Totals in college basketball are much lower in the NBA because NCAA games are two 20-minute halves, while NBA games are four 12-minute quarters. Obviously NBA players are far superior in talent as well – only the top collegians move onto the Association. While NBA totals can get into the 240s or higher, NCAA totals generally are between 120-180. Where that number is set depends on the quality of competition, styles of play, etc. Both the over and under options have a moneyline price attached, often the same for both (-105 or -110). Occasionally they can be slightly different if over or under is a favorite.
Popular futures bets include odds to win a conference title or reach the Final Four or win a national championship. There are also options to win the National Player of the Year Award. However, futures odds are fairly limited in college basketball simply because there are so many schools.
The bigger the game, the more prop bets it will have. Some mid-major game between Northern Kentucky and Western Michigan isn’t going to have as many prop betting options as Duke-North Carolina. It’s simply supply and demand. Typical prop bets are alternate lines, first- and second-half spreads, alternate totals, over/under points for each team, and props on some of the well-known players. Total points scored, for example, by Zion Williamson. You won’t find player props on smaller games.
Like any sport, it’s important to do homework before betting on a certain game to determine injuries, suspensions, lineup changes, etc. One could argue it’s more important in college basketball than anything else because there are some 350 Division I schools playing the sport. The various sportsbooks are on top of what’s going on at Duke or Kentucky or UCLA or Michigan State, but they are essentially relying on computer simulations for some small-school matchup.
They don’t have time to garner in-depth information on every single NCAA game every night. Bettors can absolutely take advantage of the sportsbooks’ lack of homework on those smaller-school games, although often they are “circled” by the books, which means there’s a betting limit to avoid liability.
Shopping around at books is also vital because two books could have spreads differing by up to three points on certain games. Home-court advantage is big in college basketball because crowds in those games are generally 100 percent for the home team. Students, etc., aren’t going to fly from, say, Austin to Morgantown to see Texas play West Virginia.
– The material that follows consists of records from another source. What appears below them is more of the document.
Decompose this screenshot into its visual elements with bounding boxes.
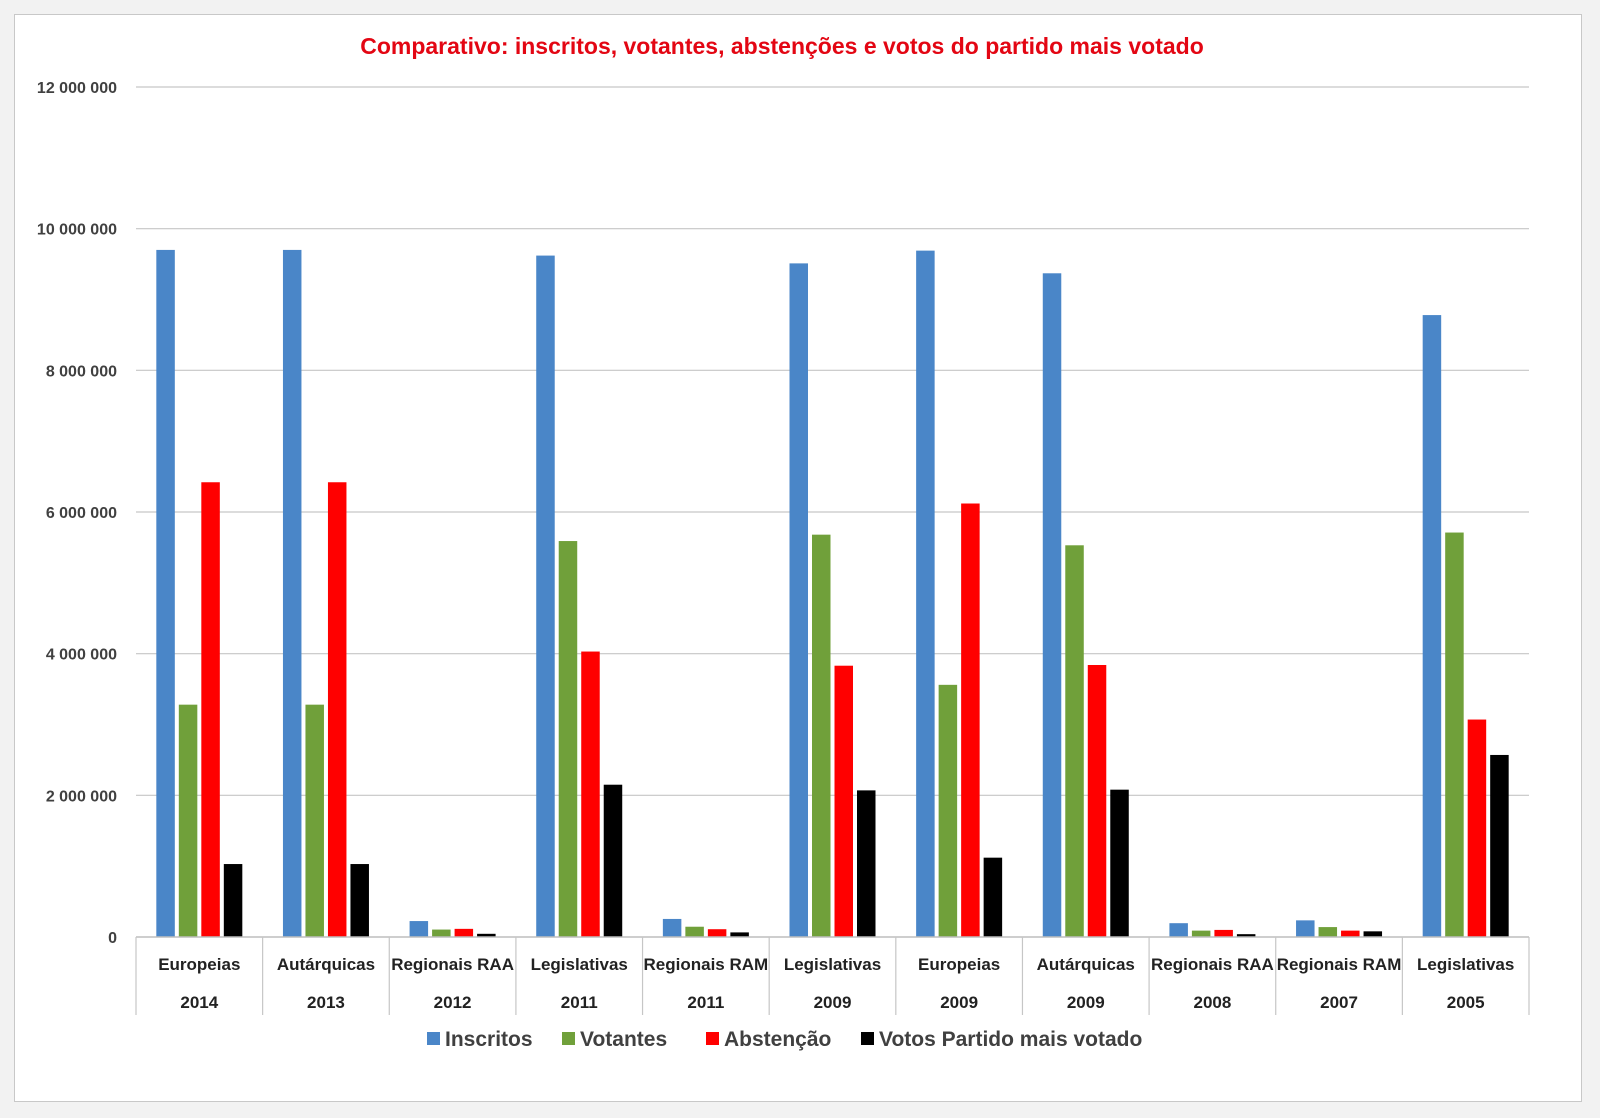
y-tick-label: 6 000 000 bbox=[46, 505, 117, 522]
chart-svg: Comparativo: inscritos, votantes, absten… bbox=[37, 33, 1530, 1051]
bars-layer bbox=[156, 249, 1509, 938]
legend: Inscritos Votantes Abstenção Votos Partido … bbox=[427, 1028, 1142, 1051]
x-category-label: Autárquicas bbox=[277, 955, 375, 974]
y-tick-label: 12 000 000 bbox=[37, 80, 117, 97]
y-tick-label: 2 000 000 bbox=[46, 788, 117, 805]
x-category-year: 2007 bbox=[1320, 993, 1358, 1012]
x-category-label: Regionais RAM bbox=[1277, 955, 1402, 974]
y-tick-label: 10 000 000 bbox=[37, 222, 117, 239]
bar-inscritos bbox=[1422, 315, 1442, 937]
bar-absten-o bbox=[1467, 719, 1487, 937]
legend-label: Inscritos bbox=[445, 1028, 533, 1051]
bar-votos-partido-mais-votado bbox=[1490, 754, 1509, 937]
chart-frame: Comparativo: inscritos, votantes, absten… bbox=[14, 14, 1582, 1102]
bar-absten-o bbox=[201, 482, 220, 937]
bar-votantes bbox=[558, 541, 578, 937]
bar-votantes bbox=[1445, 532, 1464, 937]
bar-votos-partido-mais-votado bbox=[350, 864, 369, 937]
bar-inscritos bbox=[1042, 273, 1062, 938]
x-category-label: Legislativas bbox=[531, 955, 628, 974]
x-category-label: Legislativas bbox=[784, 955, 881, 974]
bar-inscritos bbox=[409, 921, 429, 937]
bar-votos-partido-mais-votado bbox=[983, 857, 1003, 937]
y-tick-label: 4 000 000 bbox=[46, 647, 117, 664]
y-tick-label: 0 bbox=[108, 930, 117, 947]
bar-votantes bbox=[1065, 545, 1084, 937]
legend-swatch bbox=[861, 1032, 874, 1045]
bar-inscritos bbox=[1169, 923, 1188, 937]
x-category-label: Autárquicas bbox=[1037, 955, 1135, 974]
x-category-label: Regionais RAM bbox=[644, 955, 769, 974]
bar-absten-o bbox=[1214, 929, 1233, 937]
bar-absten-o bbox=[961, 503, 980, 937]
bar-inscritos bbox=[916, 250, 935, 937]
grid-layer bbox=[136, 86, 1529, 796]
x-category-year: 2009 bbox=[940, 993, 978, 1012]
bar-absten-o bbox=[454, 928, 474, 937]
chart-title: Comparativo: inscritos, votantes, absten… bbox=[360, 33, 1204, 59]
bar-absten-o bbox=[834, 665, 853, 937]
bar-votos-partido-mais-votado bbox=[1363, 931, 1383, 937]
x-category-year: 2011 bbox=[561, 993, 598, 1012]
bar-votantes bbox=[812, 534, 831, 937]
x-category-label: Europeias bbox=[918, 955, 1000, 974]
bar-votos-partido-mais-votado bbox=[730, 932, 749, 937]
x-category-label: Regionais RAA bbox=[391, 955, 514, 974]
bar-votos-partido-mais-votado bbox=[477, 933, 496, 937]
bar-votantes bbox=[1191, 930, 1211, 937]
bar-inscritos bbox=[789, 263, 808, 937]
y-tick-label: 8 000 000 bbox=[46, 363, 117, 380]
x-category-year: 2009 bbox=[1067, 993, 1105, 1012]
legend-label: Votantes bbox=[580, 1028, 667, 1051]
bar-absten-o bbox=[707, 929, 727, 937]
bar-inscritos bbox=[536, 255, 555, 938]
bar-votos-partido-mais-votado bbox=[1236, 934, 1256, 937]
x-category-year: 2012 bbox=[434, 993, 472, 1012]
x-category-label: Legislativas bbox=[1417, 955, 1514, 974]
axis-layer: 0 2 000 000 4 000 000 6 000 000 8 000 000 10 … bbox=[37, 80, 1530, 1015]
bar-inscritos bbox=[282, 249, 302, 937]
x-category-label: Regionais RAA bbox=[1151, 955, 1274, 974]
x-category-year: 2014 bbox=[180, 993, 218, 1012]
legend-swatch bbox=[706, 1032, 719, 1045]
bar-absten-o bbox=[327, 482, 347, 937]
bar-votantes bbox=[432, 929, 451, 937]
bar-inscritos bbox=[662, 918, 682, 937]
bar-votantes bbox=[178, 704, 198, 937]
legend-swatch bbox=[427, 1032, 440, 1045]
bar-absten-o bbox=[1087, 665, 1107, 937]
bar-inscritos bbox=[1296, 920, 1315, 937]
x-category-year: 2005 bbox=[1447, 993, 1485, 1012]
legend-label: Abstenção bbox=[724, 1028, 831, 1051]
x-category-year: 2011 bbox=[687, 993, 724, 1012]
bar-votos-partido-mais-votado bbox=[1110, 789, 1129, 937]
x-category-year: 2008 bbox=[1193, 993, 1231, 1012]
bar-votantes bbox=[305, 704, 324, 937]
legend-label: Votos Partido mais votado bbox=[879, 1028, 1142, 1051]
x-category-label: Europeias bbox=[158, 955, 240, 974]
x-category-year: 2013 bbox=[307, 993, 345, 1012]
bar-votantes bbox=[1318, 927, 1338, 937]
x-category-year: 2009 bbox=[814, 993, 852, 1012]
bar-votos-partido-mais-votado bbox=[857, 790, 876, 937]
legend-swatch bbox=[562, 1032, 575, 1045]
bar-votantes bbox=[685, 926, 704, 937]
bar-votos-partido-mais-votado bbox=[223, 864, 243, 937]
bar-votos-partido-mais-votado bbox=[603, 784, 623, 937]
bar-absten-o bbox=[1341, 930, 1360, 937]
bar-votantes bbox=[938, 684, 958, 937]
bar-absten-o bbox=[581, 651, 600, 937]
bar-inscritos bbox=[156, 249, 175, 937]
Finally check out coaching trends. This isn’t relevant in the pros, but NCAA teams are an extension of their coach.
Too many NCAA games in history to determine the largest spread and upset ever in a regular-season game. When teams from Division I play schools from lower divisions, there won’t be spreads available because the sportsbooks know nothing of those lower-tier schools. Had there been a spread, though, when No. 1 Virginia, led by three-time NCAA Player of the Year Ralph Sampson, visited NAIA school Chaminade in Hawaii on Dec. 23, 1982, it probably would have been north of 50. The Silverswords pulled arguably the greatest upset in collegiate sports, knocking off Virginia 77-72.